There has been a lot of talk and controversy about the Affordable Care Act since its inception. While I believe there are positives and negatives to the ACA, my goal is to help educate people on the basics of the plan and how they can potentially reduce their health insurance premiums for 2017. If you want to be covered under a health insurance plan on Jan. 1, you need to apply for health insurance within the open enrollment period which ends this Dec. 15.
You might have heard that applicants are finding their health insurance premiums have risen during the past year. This is mainly because of many insurers experiencing substantial losses and the phasing out of the Affordable Care Act’s reinsurance program. Many of the insurers available at healthcare.gov had losses, because anyone who applies for coverage, regardless of current health or pre-existing conditions, is accepted and granted insurance. While nobody likes higher premiums, it is a blessing for many who couldn’t previously get health insurance. Before the ACA, insurance companies could decline coverage if they believed the applicant wasn’t in good enough health to insure.

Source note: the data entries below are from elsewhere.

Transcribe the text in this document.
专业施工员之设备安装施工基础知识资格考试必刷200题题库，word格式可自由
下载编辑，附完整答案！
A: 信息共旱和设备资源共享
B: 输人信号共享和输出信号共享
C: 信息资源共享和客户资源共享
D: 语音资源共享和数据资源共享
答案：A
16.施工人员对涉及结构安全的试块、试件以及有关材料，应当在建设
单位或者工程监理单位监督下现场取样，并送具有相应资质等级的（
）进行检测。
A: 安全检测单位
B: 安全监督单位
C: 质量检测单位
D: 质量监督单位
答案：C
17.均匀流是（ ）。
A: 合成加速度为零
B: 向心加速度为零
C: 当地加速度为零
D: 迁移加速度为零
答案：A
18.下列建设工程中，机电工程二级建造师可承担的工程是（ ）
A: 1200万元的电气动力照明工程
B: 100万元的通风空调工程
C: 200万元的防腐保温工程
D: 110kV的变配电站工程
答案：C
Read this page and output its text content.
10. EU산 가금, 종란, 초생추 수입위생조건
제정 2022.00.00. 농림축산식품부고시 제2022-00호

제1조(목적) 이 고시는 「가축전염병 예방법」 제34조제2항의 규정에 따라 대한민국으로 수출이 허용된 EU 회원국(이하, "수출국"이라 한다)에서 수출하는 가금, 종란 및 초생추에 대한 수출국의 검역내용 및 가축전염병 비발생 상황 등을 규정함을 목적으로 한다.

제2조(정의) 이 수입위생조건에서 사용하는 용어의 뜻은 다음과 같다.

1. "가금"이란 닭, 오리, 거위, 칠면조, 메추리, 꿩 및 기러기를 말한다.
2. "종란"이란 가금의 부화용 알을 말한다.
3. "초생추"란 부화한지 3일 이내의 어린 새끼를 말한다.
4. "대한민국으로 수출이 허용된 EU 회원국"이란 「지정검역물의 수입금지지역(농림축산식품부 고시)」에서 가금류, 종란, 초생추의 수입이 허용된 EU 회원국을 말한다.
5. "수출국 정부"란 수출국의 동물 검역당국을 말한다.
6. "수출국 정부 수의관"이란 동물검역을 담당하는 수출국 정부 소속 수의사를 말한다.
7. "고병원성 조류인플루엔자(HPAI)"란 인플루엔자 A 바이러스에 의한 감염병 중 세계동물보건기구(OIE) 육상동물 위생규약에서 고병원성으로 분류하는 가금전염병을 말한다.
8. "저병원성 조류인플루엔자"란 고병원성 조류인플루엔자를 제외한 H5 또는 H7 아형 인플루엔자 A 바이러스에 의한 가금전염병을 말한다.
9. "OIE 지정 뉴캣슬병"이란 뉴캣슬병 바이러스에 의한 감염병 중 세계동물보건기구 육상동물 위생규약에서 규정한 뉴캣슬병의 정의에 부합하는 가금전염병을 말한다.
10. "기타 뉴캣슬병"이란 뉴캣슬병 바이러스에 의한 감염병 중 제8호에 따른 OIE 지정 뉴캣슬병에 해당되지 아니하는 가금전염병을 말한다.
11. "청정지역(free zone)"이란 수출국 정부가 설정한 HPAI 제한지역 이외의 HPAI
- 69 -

A reason why people used to work until they were eligible for Medicare at age 65 was because they couldn’t get health insurance on their own if they left their employer’s health insurance plan. With the guaranteed coverage of the ACA, it has allowed some people to retire earlier than they previously would have. With the loss of work paycheck, it’s at this time that most really can’t afford to pay higher health insurance premiums on their newly reduced income. However, some retirees may be eligible to receive a federal subsidy on their health insurance premiums with proper planning.